Date: 25.06.2021, Time: 15:30h

Exploring the RNA-lipid world: Lipid membranes modulate the activity of RNA through sequence-dependent interactions

Dr. James P. Sáenz, TU Dresden

RNA is a ubiquitous biomolecule that can serve as both catalyst and information carrier. Understanding how RNA activity is controlled and how it in turn regulates bioactivity is crucial for elucidating its physiological roles and potential applications in synthetic biology.
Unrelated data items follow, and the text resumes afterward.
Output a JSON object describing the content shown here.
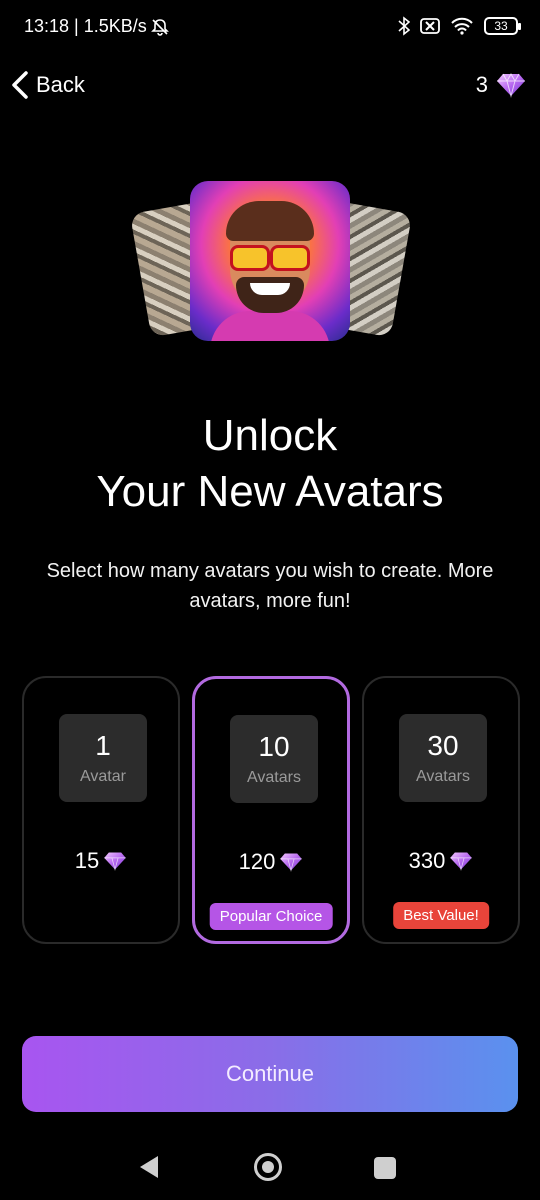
{
  "status_bar": {
    "time_speed": "13:18 | 1.5KB/s",
    "battery": "33"
  },
  "header": {
    "back_label": "Back",
    "gem_count": "3"
  },
  "title_line1": "Unlock",
  "title_line2": "Your New Avatars",
  "subtitle": "Select how many avatars you wish to create. More avatars, more fun!",
  "plans": [
    {
      "count": "1",
      "unit": "Avatar",
      "price": "15",
      "badge": "",
      "selected": false
    },
    {
      "count": "10",
      "unit": "Avatars",
      "price": "120",
      "badge": "Popular Choice",
      "badge_color": "#b555e6",
      "selected": true
    },
    {
      "count": "30",
      "unit": "Avatars",
      "price": "330",
      "badge": "Best Value!",
      "badge_color": "#e8443a",
      "selected": false
    }
  ],
  "continue_label": "Continue",
  "colors": {
    "accent": "#b26ae0",
    "button_gradient_start": "#a855f0",
    "button_gradient_end": "#5a91ee",
    "background": "#000000"
  },
  "icons": [
    "bell-off-icon",
    "bluetooth-icon",
    "sim-off-icon",
    "wifi-icon",
    "battery-icon",
    "chevron-left-icon",
    "gem-icon",
    "nav-back-icon",
    "nav-home-icon",
    "nav-recents-icon"
  ]
}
We demonstrate how lipid membranes can act as RNA organization platforms, introducing a novel mechanism for ribo-regulation. The activity of the R3C ribozyme can be modified by the presence of lipid membranes, with direct RNA-lipid interactions dependent on RNA nucleotide content, base pairing and length. In particular, the presence of guanine in short RNAs is crucial for RNA-lipid interactions, while double-stranded RNAs further increase lipid-binding affinity. Lastly, by artificially modifying the R3C substrate sequence to enhance membrane binding we generated a lipid-sensitive R3C substrate with riboswitch-like behavior. These findings introduce RNA-lipid interactions as a tool for developing synthetic riboswitches and novel RNA-based lipid biosensors, and bear significant implications for RNA World scenarios for the origin of life.